Brexit: che fine farà l’inglese?
Mentre si continua a discutere dell’ultimo sondaggio dell’Indipendent, secondo cui il fronte del “leave” sarebbe in vantaggio di 10 punti di percentuale rispetto a quello dei pro “remain”, alcuni esperti si sono chiesti se l’inglese rimarrà la principale lingua europea, almeno per quanto riguarda le relazioni diplomatico-politiche, in caso di uscita del Regno Unito dall’Ue.
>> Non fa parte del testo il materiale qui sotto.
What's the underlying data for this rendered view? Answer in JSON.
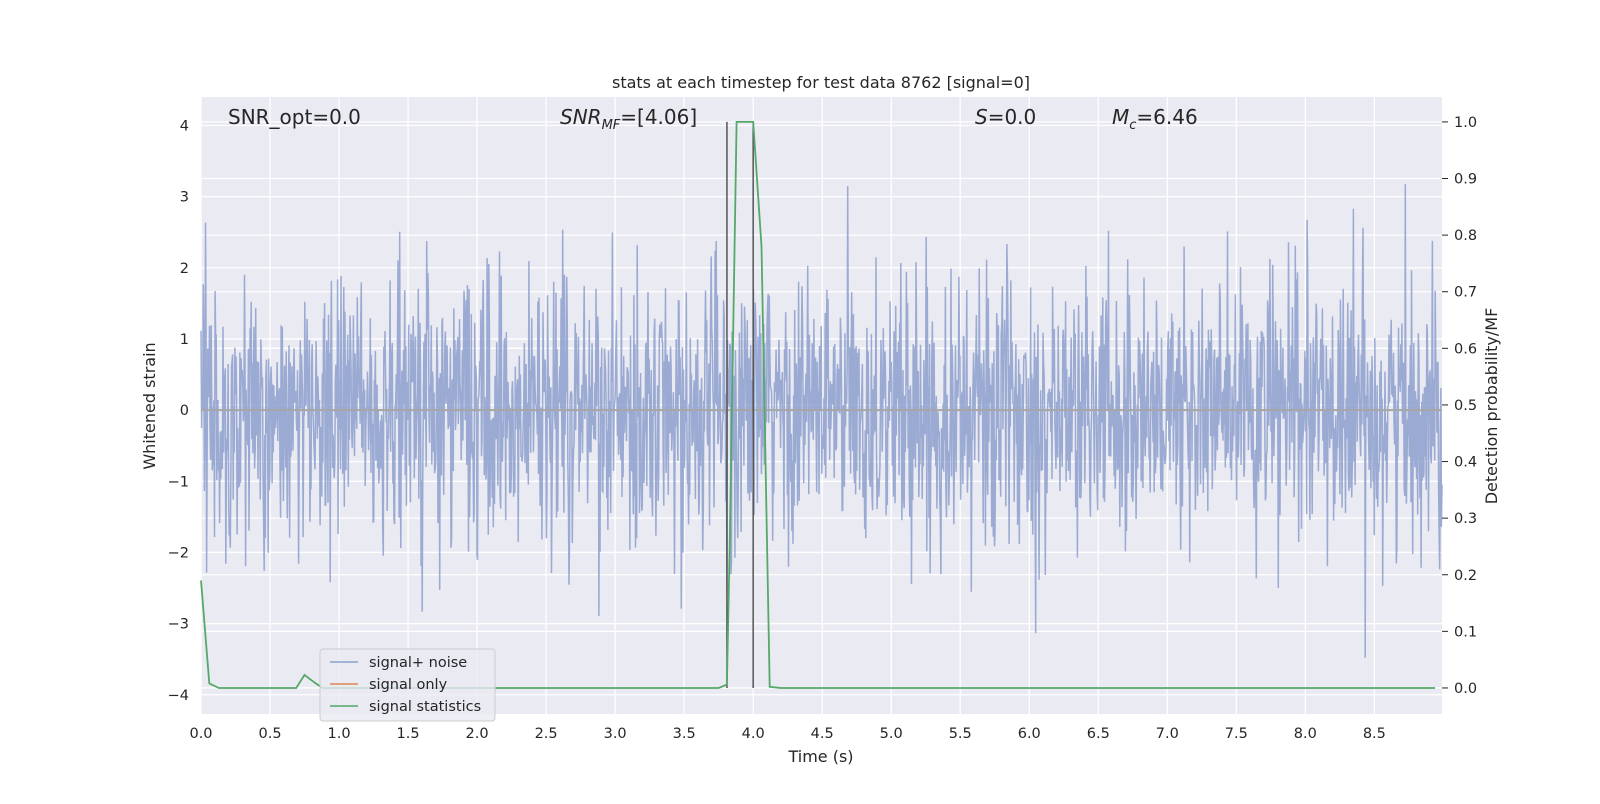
{
  "chart_data": {
    "type": "line",
    "title": "stats at each timestep for test data 8762 [signal=0]",
    "xlabel": "Time (s)",
    "ylabel": "Whitened strain",
    "y2label": "Detection probability/MF",
    "xlim": [
      0.0,
      8.99
    ],
    "ylim": [
      -4.27,
      4.4
    ],
    "y2lim": [
      -0.046,
      1.044
    ],
    "x_ticks": [
      "0.0",
      "0.5",
      "1.0",
      "1.5",
      "2.0",
      "2.5",
      "3.0",
      "3.5",
      "4.0",
      "4.5",
      "5.0",
      "5.5",
      "6.0",
      "6.5",
      "7.0",
      "7.5",
      "8.0",
      "8.5"
    ],
    "y_ticks": [
      "4",
      "3",
      "2",
      "1",
      "0",
      "−1",
      "−2",
      "−3",
      "−4"
    ],
    "y2_ticks": [
      "1.0",
      "0.9",
      "0.8",
      "0.7",
      "0.6",
      "0.5",
      "0.4",
      "0.3",
      "0.2",
      "0.1",
      "0.0"
    ],
    "grid": true,
    "annotations": {
      "snr_opt": "SNR_opt=0.0",
      "snr_mf_base": "SNR",
      "snr_mf_sub": "MF",
      "snr_mf_value": "=[4.06]",
      "s_sym": "S",
      "s_value": "=0.0",
      "mc_base": "M",
      "mc_sub": "c",
      "mc_value": "=6.46"
    },
    "vertical_markers": [
      3.81,
      4.0
    ],
    "series": [
      {
        "name": "signal+ noise",
        "color": "#8c9fcc",
        "note": "whitened noise, amplitude roughly within ±2.5 with spikes to about ±4"
      },
      {
        "name": "signal only",
        "color": "#dd8452",
        "x": [
          0.0,
          8.99
        ],
        "y": [
          0.0,
          0.0
        ]
      },
      {
        "name": "signal statistics",
        "color": "#55a868",
        "x": [
          0.0,
          0.06,
          0.13,
          0.2,
          0.3,
          0.4,
          0.5,
          0.6,
          0.69,
          0.75,
          0.82,
          0.88,
          0.94,
          1.0,
          1.5,
          2.0,
          2.5,
          3.0,
          3.5,
          3.75,
          3.81,
          3.83,
          3.88,
          3.94,
          4.0,
          4.06,
          4.12,
          4.2,
          5.0,
          6.0,
          7.0,
          8.0,
          8.94
        ],
        "y": [
          0.19,
          0.008,
          0.0,
          0.0,
          0.0,
          0.0,
          0.0,
          0.0,
          0.0,
          0.023,
          0.01,
          0.0,
          0.0,
          0.0,
          0.0,
          0.0,
          0.0,
          0.0,
          0.0,
          0.0,
          0.006,
          0.25,
          1.0,
          1.0,
          1.0,
          0.78,
          0.002,
          0.0,
          0.0,
          0.0,
          0.0,
          0.0,
          0.0
        ]
      }
    ],
    "legend": {
      "position": "lower-left"
    }
  }
}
Brexit: che fine farà l’inglese?
Solo in 2 nazioni dell’Ue si parla “inglese”, il Regno Unito e la Repubblica d’Irlanda: se la prima, per demografia e Pil, ha un certo peso nell’Unione, la seconda, semplicemente, no. Dunque, in caso di Brexit, si verificherebbe una situazione quantomeno “bizzarra”, si analizza dall’Economist, perché “un’unione di nazioni per un totale di 450 milioni di abitanti (senza contare i cittadini britannici, nda) si ritroverebbe dominata da una lingua parlata ufficialmente dalla repubblica irlandese (la cui “prima lingua ufficiale” – come recita l’articolo 8 della Costituzione repubblicana – è il Gaelico, nda) – 4,6 milioni di abitanti – e da Malta (la lingua ufficiale è il “maltese”, nda) che ha 420 mila abitanti”.
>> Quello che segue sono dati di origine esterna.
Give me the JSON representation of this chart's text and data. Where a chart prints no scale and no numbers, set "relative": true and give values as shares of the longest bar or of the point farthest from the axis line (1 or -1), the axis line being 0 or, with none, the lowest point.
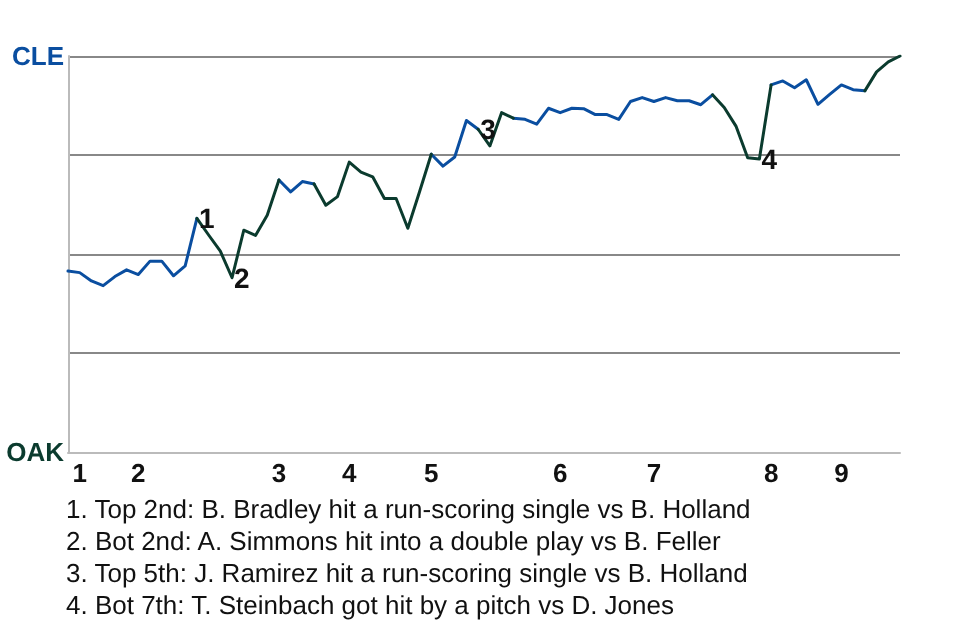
{
  "chart_data": {
    "type": "line",
    "relative": true,
    "categories": [
      null,
      "1",
      null,
      null,
      null,
      null,
      "2",
      null,
      null,
      null,
      null,
      null,
      null,
      null,
      null,
      null,
      null,
      null,
      "3",
      null,
      null,
      null,
      null,
      null,
      "4",
      null,
      null,
      null,
      null,
      null,
      null,
      "5",
      null,
      null,
      null,
      null,
      null,
      null,
      null,
      null,
      null,
      null,
      "6",
      null,
      null,
      null,
      null,
      null,
      null,
      null,
      "7",
      null,
      null,
      null,
      null,
      null,
      null,
      null,
      null,
      null,
      "8",
      null,
      null,
      null,
      null,
      null,
      "9",
      null,
      null,
      null,
      null,
      null
    ],
    "series": [
      {
        "color": "#0a4ea0",
        "values": [
          0.457,
          0.453,
          0.432,
          0.42,
          0.443,
          0.46,
          0.448,
          0.482,
          0.482,
          0.445,
          0.47,
          0.59,
          null,
          null,
          null,
          null,
          null,
          null,
          0.687,
          0.657,
          0.683,
          0.677,
          null,
          null,
          null,
          null,
          null,
          null,
          null,
          null,
          null,
          0.752,
          0.722,
          0.745,
          0.837,
          0.815,
          null,
          null,
          0.843,
          0.84,
          0.828,
          0.868,
          0.857,
          0.868,
          0.867,
          0.852,
          0.852,
          0.84,
          0.885,
          0.895,
          0.885,
          0.895,
          0.887,
          0.887,
          0.877,
          0.902,
          null,
          null,
          null,
          null,
          0.927,
          0.937,
          0.92,
          0.94,
          0.878,
          0.903,
          0.927,
          0.915,
          0.912,
          null,
          null,
          null
        ]
      },
      {
        "color": "#0b3b2e",
        "values": [
          null,
          null,
          null,
          null,
          null,
          null,
          null,
          null,
          null,
          null,
          null,
          0.59,
          0.548,
          0.507,
          0.44,
          0.56,
          0.547,
          0.598,
          0.687,
          null,
          null,
          0.677,
          0.623,
          0.645,
          0.732,
          0.707,
          0.695,
          0.64,
          0.64,
          0.565,
          0.657,
          0.752,
          null,
          null,
          null,
          0.815,
          0.773,
          0.857,
          0.843,
          null,
          null,
          null,
          null,
          null,
          null,
          null,
          null,
          null,
          null,
          null,
          null,
          null,
          null,
          null,
          null,
          0.902,
          0.87,
          0.823,
          0.743,
          0.74,
          0.927,
          null,
          null,
          null,
          null,
          null,
          null,
          null,
          0.912,
          0.96,
          0.985,
          1
        ],
        "line_style": "solid"
      }
    ],
    "grid": "y",
    "annotations": [
      "CLE",
      "OAK",
      {
        "text": "1",
        "y": 0.59
      },
      {
        "text": "2",
        "y": 0.44
      },
      {
        "text": "3",
        "y": 0.815
      },
      {
        "text": "4",
        "y": 0.74
      },
      "1. Top 2nd: B. Bradley hit a run-scoring single vs B. Holland",
      "2. Bot 2nd: A. Simmons hit into a double play vs B. Feller",
      "3. Top 5th: J. Ramirez hit a run-scoring single vs B. Holland",
      "4. Bot 7th: T. Steinbach got hit by a pitch vs D. Jones"
    ]
  }
}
Pronta a tornare in auge tra gli eurocrati la lingua di Molière e Hugo quindi? Difficilmente accadrà, secondo Quartz. Al massimo vedremo svilupparsi ancor di più l’euro-inglese, definito da Rivista Studio come «una specie di ibrido dei burocrati, che preserva lo spelling e le regole dell’inglese britannico ma attribuisce significati diversi ad alcune parole: per esempio la parola “delay” (ritardo, in inglese britannico), nei documenti della Ue (cioè in euro-inglese) significa “deadline”», che alla fine potrebbe assumere una forma distante dall’inglese britannico diventando un creolo a sé stante.